Metro-North Railroad is about to start the search for a company to fit its trains with audio recorders and video cameras that face both inward and outward as a federally recommended safety measure.
The recorders and cameras, recommended by the National Transportation Safety Board after the fatal derailment near the Spuyten Duyvil station in the Bronx on Dec. 1, aid in accident investigations, and can also help the railroad ensure that rules are being followed.
“The MTA is committed to safe operations at all its agencies,” said Thomas F. Prendergast, chief executive of the Metropolitan Transportation Authority, of which Metro-North is a division. “We will be systematically implementing recommendations put forward by the NTSB and other regulators to ensure the best practices are adhered to throughout the MTA family.”
The railroad will begin the search for a company to install the cameras and recorders on almost 1,800 cars both on its own trains and on Long Island Rail Road.
Both railroads will begin the process Monday by asking MTA board members to approve the method of seeking a contractor to do the work. Rather than asking companies to bid for the job and choosing one based solely on the lowest cost, the railroads plan to issue a “request for proposal,” which calls on companies to propose deals to put the recorders and cameras in place.
That allows officials to evaluate companies based on technical capability, past performance, organizational resources and the experience of the team members as well as the cost.
Here’s a press release on the process:
MTA Moves Forward with Video Cameras on Trains
Metro-North and Long Island Rail Road Plan Joint Procurement
MTA Metro-North Railroad, on behalf of itself and MTA Long Island Rail Road, intends to move forward on a plan to install outward- and inward-facing video and audio recorders on its trains, following up on a recommendation by the National Transportation Safety Board.
“The MTA is committed to safe operations at all its agencies,” said Thomas F. Prendergast, MTA Chairman and CEO. “We will be systematically implementing recommendations put forward by the NTSB and other regulators to ensure the best practices are adhered to throughout the MTA family.”
Prospective vendors will be asked to design, manufacture, and deliver an on-board video recording system. The base order would cover the newest cars in the railroads’ fleets, Metro-North’s M-8s, both railroads’ M-7s and cab cars, as well as all locomotives. This includes 843 rail car cabs for Metro-North and 926 cars for LIRR.
Because of the complexity of implementing such a system, the railroads on Monday will ask the board of the Metropolitan Transportation Authority, their parent agency, to approve a type of procurement called a Request for Proposal rather than a simple low-bid contract, where price is the sole determining factor.

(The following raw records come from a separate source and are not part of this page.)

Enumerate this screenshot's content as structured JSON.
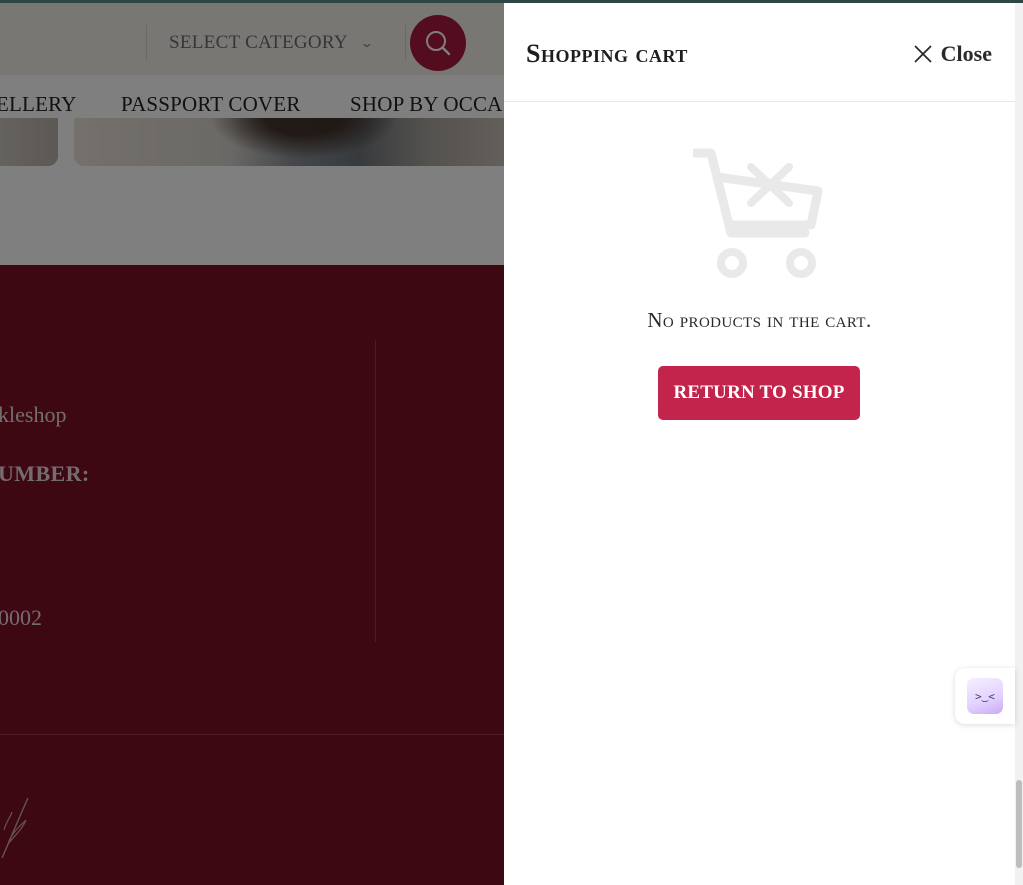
{
  "header": {
    "category_select": {
      "label": "SELECT CATEGORY"
    }
  },
  "nav": {
    "items": [
      {
        "label": "ELLERY"
      },
      {
        "label": "PASSPORT COVER"
      },
      {
        "label": "SHOP BY OCCAS"
      }
    ]
  },
  "footer": {
    "lines": [
      {
        "text": "kleshop"
      },
      {
        "text": "UMBER:"
      },
      {
        "text": "0002"
      }
    ]
  },
  "cart": {
    "title": "Shopping cart",
    "close_label": "Close",
    "empty_message": "No products in the cart.",
    "return_button": "RETURN TO SHOP"
  },
  "chat_widget": {
    "face": ">‿<"
  },
  "colors": {
    "brand": "#c2244b",
    "footer": "#7a1024",
    "search_button": "#a8193f"
  }
}
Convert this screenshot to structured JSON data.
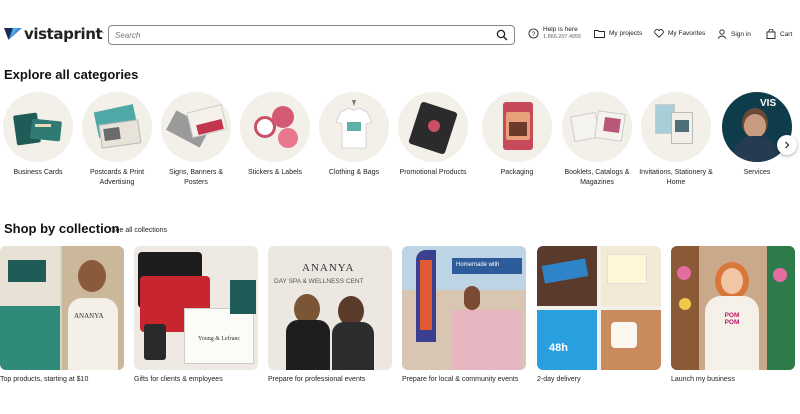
{
  "header": {
    "logo": "vistaprint",
    "logo_mark": ".",
    "search_placeholder": "Search",
    "help_title": "Help is here",
    "help_phone": "1.866.207.4955",
    "my_projects": "My projects",
    "my_favorites": "My Favorites",
    "sign_in": "Sign in",
    "cart": "Cart"
  },
  "categories": {
    "title": "Explore all categories",
    "items": [
      {
        "label": "Business Cards",
        "icon": "business-cards-image"
      },
      {
        "label": "Postcards & Print Advertising",
        "icon": "postcards-image"
      },
      {
        "label": "Signs, Banners & Posters",
        "icon": "signs-image"
      },
      {
        "label": "Stickers & Labels",
        "icon": "stickers-image"
      },
      {
        "label": "Clothing & Bags",
        "icon": "clothing-image"
      },
      {
        "label": "Promotional Products",
        "icon": "promotional-image"
      },
      {
        "label": "Packaging",
        "icon": "packaging-image"
      },
      {
        "label": "Booklets, Catalogs & Magazines",
        "icon": "booklets-image"
      },
      {
        "label": "Invitations, Stationery & Home",
        "icon": "invitations-image"
      },
      {
        "label": "Services",
        "icon": "services-image"
      }
    ]
  },
  "collections": {
    "title": "Shop by collection",
    "see_all": "See all collections",
    "items": [
      {
        "label": "Top products, starting at $10",
        "sign": "ANANYA"
      },
      {
        "label": "Gifts for clients & employees",
        "sign": "Young & Lefranc"
      },
      {
        "label": "Prepare for professional events",
        "sign": "ANANYA",
        "sub": "DAY SPA & WELLNESS CENT"
      },
      {
        "label": "Prepare for local & community events",
        "sign": "Homemade with"
      },
      {
        "label": "2-day delivery",
        "sign": "48h"
      },
      {
        "label": "Launch my business",
        "sign": "POM POM"
      }
    ]
  },
  "colors": {
    "brand_blue": "#1b77d2",
    "brand_dark": "#1a2b5a",
    "circle_bg": "#f3efe9"
  }
}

The vendors will be evaluated on the basis of technical capability, past performance, organizational resources, experience of team members and cost. No cost estimate is yet available.

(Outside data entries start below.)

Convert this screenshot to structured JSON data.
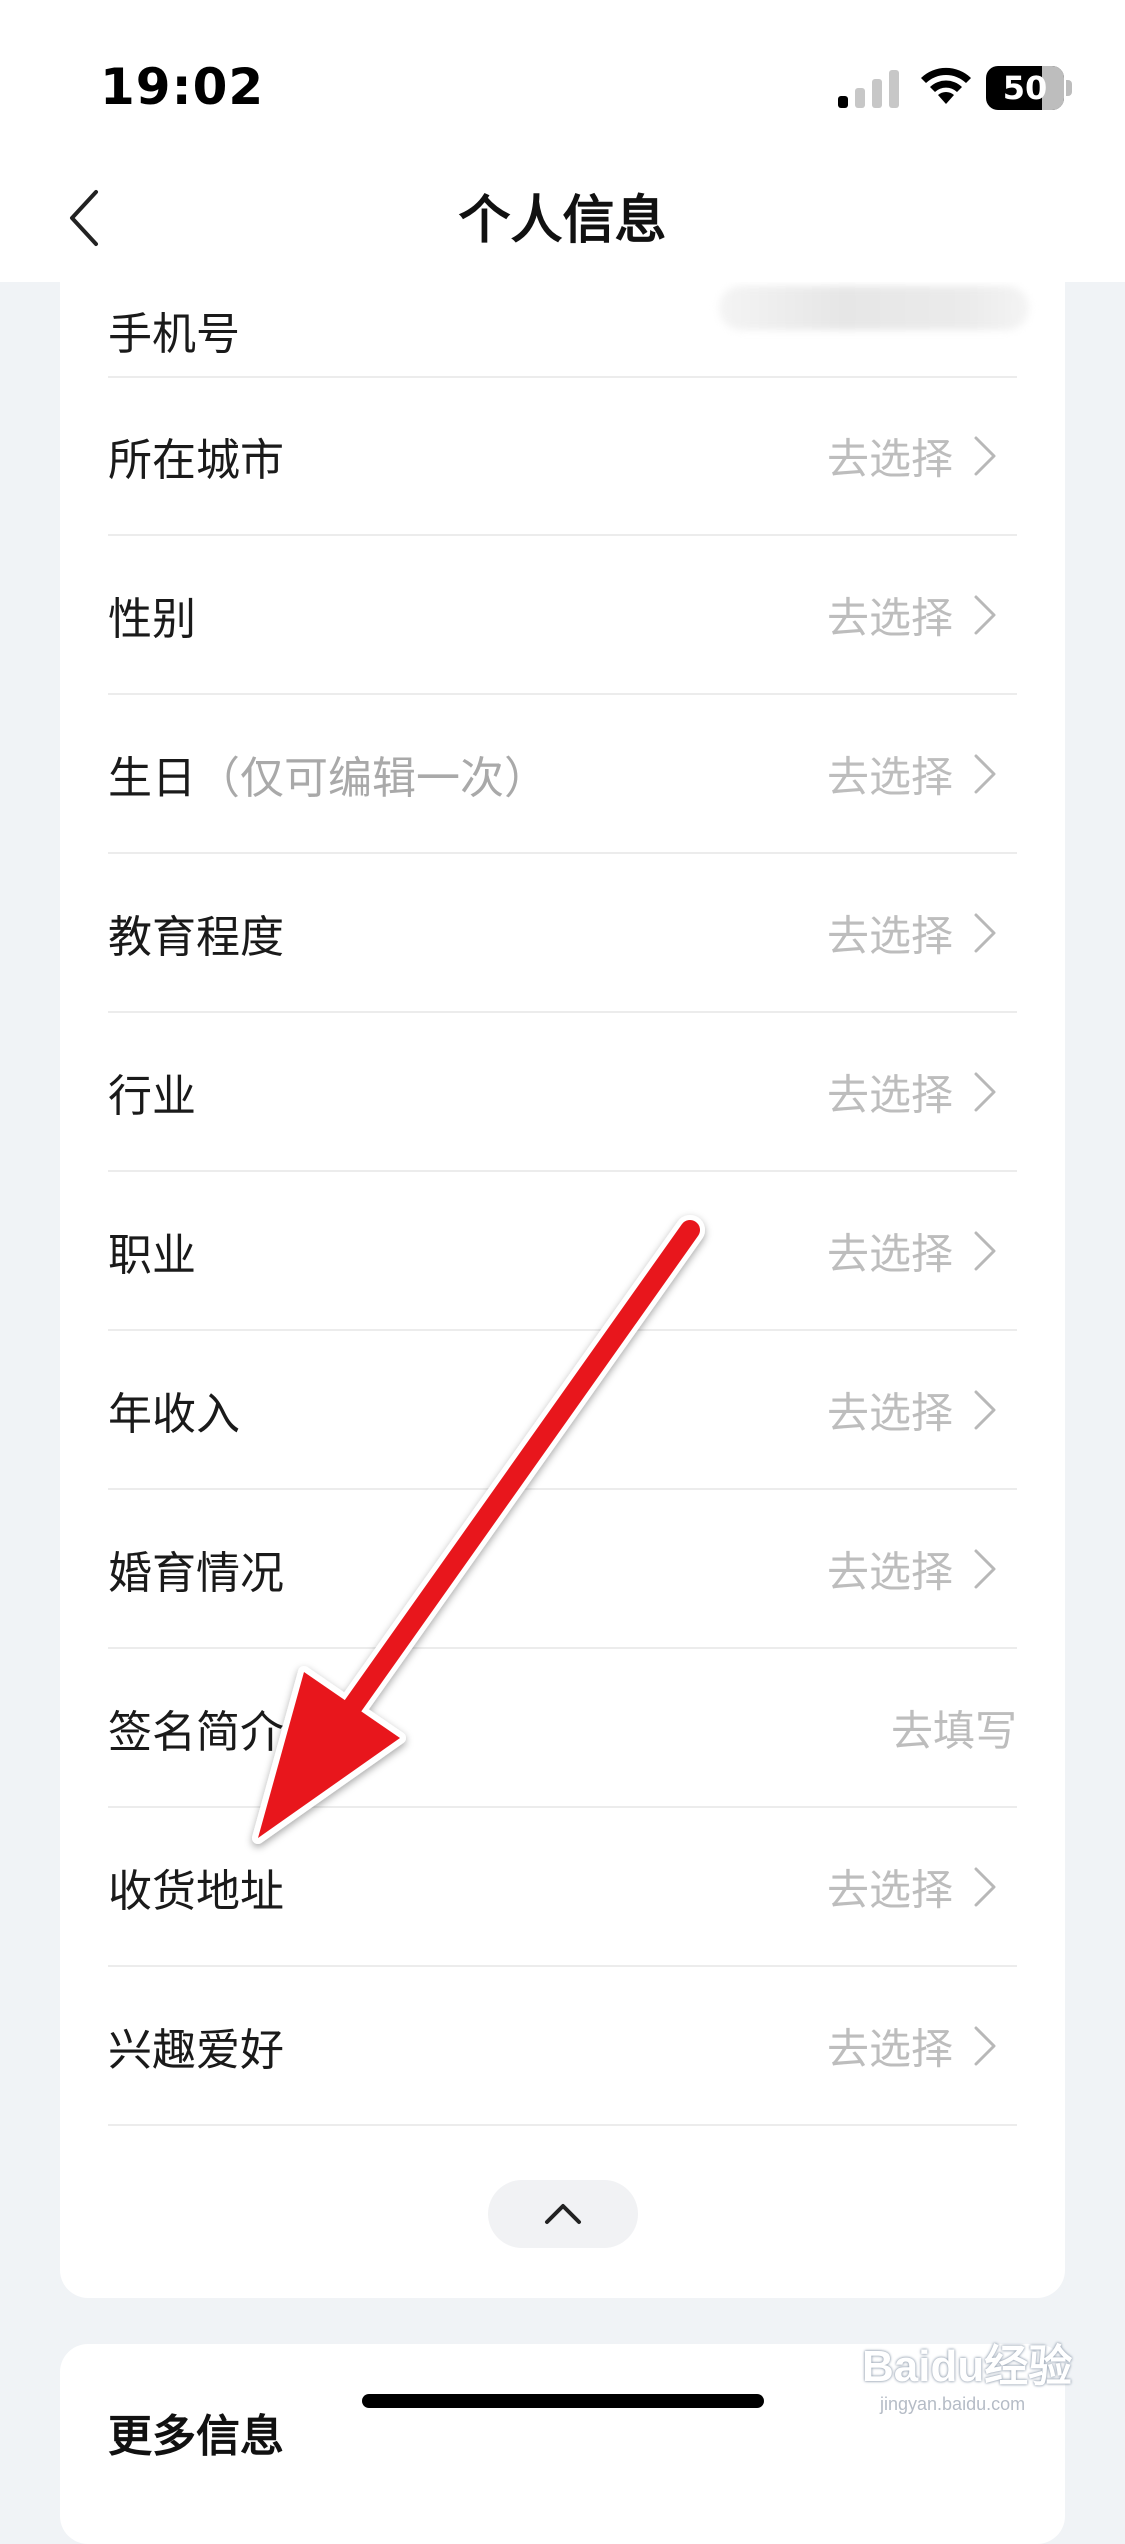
{
  "status_bar": {
    "time": "19:02",
    "battery": "50"
  },
  "nav": {
    "title": "个人信息"
  },
  "profile": {
    "phone_label": "手机号",
    "rows": [
      {
        "label": "所在城市",
        "note": "",
        "value": "去选择",
        "chevron": true
      },
      {
        "label": "性别",
        "note": "",
        "value": "去选择",
        "chevron": true
      },
      {
        "label": "生日",
        "note": "（仅可编辑一次）",
        "value": "去选择",
        "chevron": true
      },
      {
        "label": "教育程度",
        "note": "",
        "value": "去选择",
        "chevron": true
      },
      {
        "label": "行业",
        "note": "",
        "value": "去选择",
        "chevron": true
      },
      {
        "label": "职业",
        "note": "",
        "value": "去选择",
        "chevron": true
      },
      {
        "label": "年收入",
        "note": "",
        "value": "去选择",
        "chevron": true
      },
      {
        "label": "婚育情况",
        "note": "",
        "value": "去选择",
        "chevron": true
      },
      {
        "label": "签名简介",
        "note": "",
        "value": "去填写",
        "chevron": false
      },
      {
        "label": "收货地址",
        "note": "",
        "value": "去选择",
        "chevron": true
      },
      {
        "label": "兴趣爱好",
        "note": "",
        "value": "去选择",
        "chevron": true
      }
    ]
  },
  "more_info": {
    "title": "更多信息"
  },
  "icons": {
    "back": "chevron-left-icon",
    "row_chevron": "chevron-right-icon",
    "collapse": "chevron-up-icon",
    "signal": "cellular-signal-icon",
    "wifi": "wifi-icon",
    "battery": "battery-icon"
  },
  "annotation": {
    "arrow_color": "#e8141b",
    "target_row": "收货地址"
  },
  "watermark": {
    "brand": "Baidu经验",
    "url": "jingyan.baidu.com"
  }
}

If the board approves the use of the RFP process, the two railroads’ project managers and teams will develop the technical specifications, the scope of work and the contract documents. Metro-North’s Procurement Department will then advertise the project.
Metro-North committed to install cameras on trains in its 100-day Action Plan issued after Joseph Giulietti became Metro-North’s new President on February 10, 2014. The primary purpose of the cameras is to aid in post-accident/incident investigations. Another function is to deter behaviors that could affect safe train operations.
On February 18, 2014, the NTSB issued recommendation R-14-08 calling on Metro-North to install inward- and outward-facing video and audio recorders as a result of its investigation into a fatal derailment at Spuyten Duyvil on December 1, 2013.
Meanwhile, both railroads are working together to procure and install Positive Train Control as quickly as possible, both railroads have made immediate improvements to signaling and speed controls after the Dec. 1 derailment, and both railroads are responsive to the all-agency safety changes announced by Chairman and CEO Thomas F. Prendergast.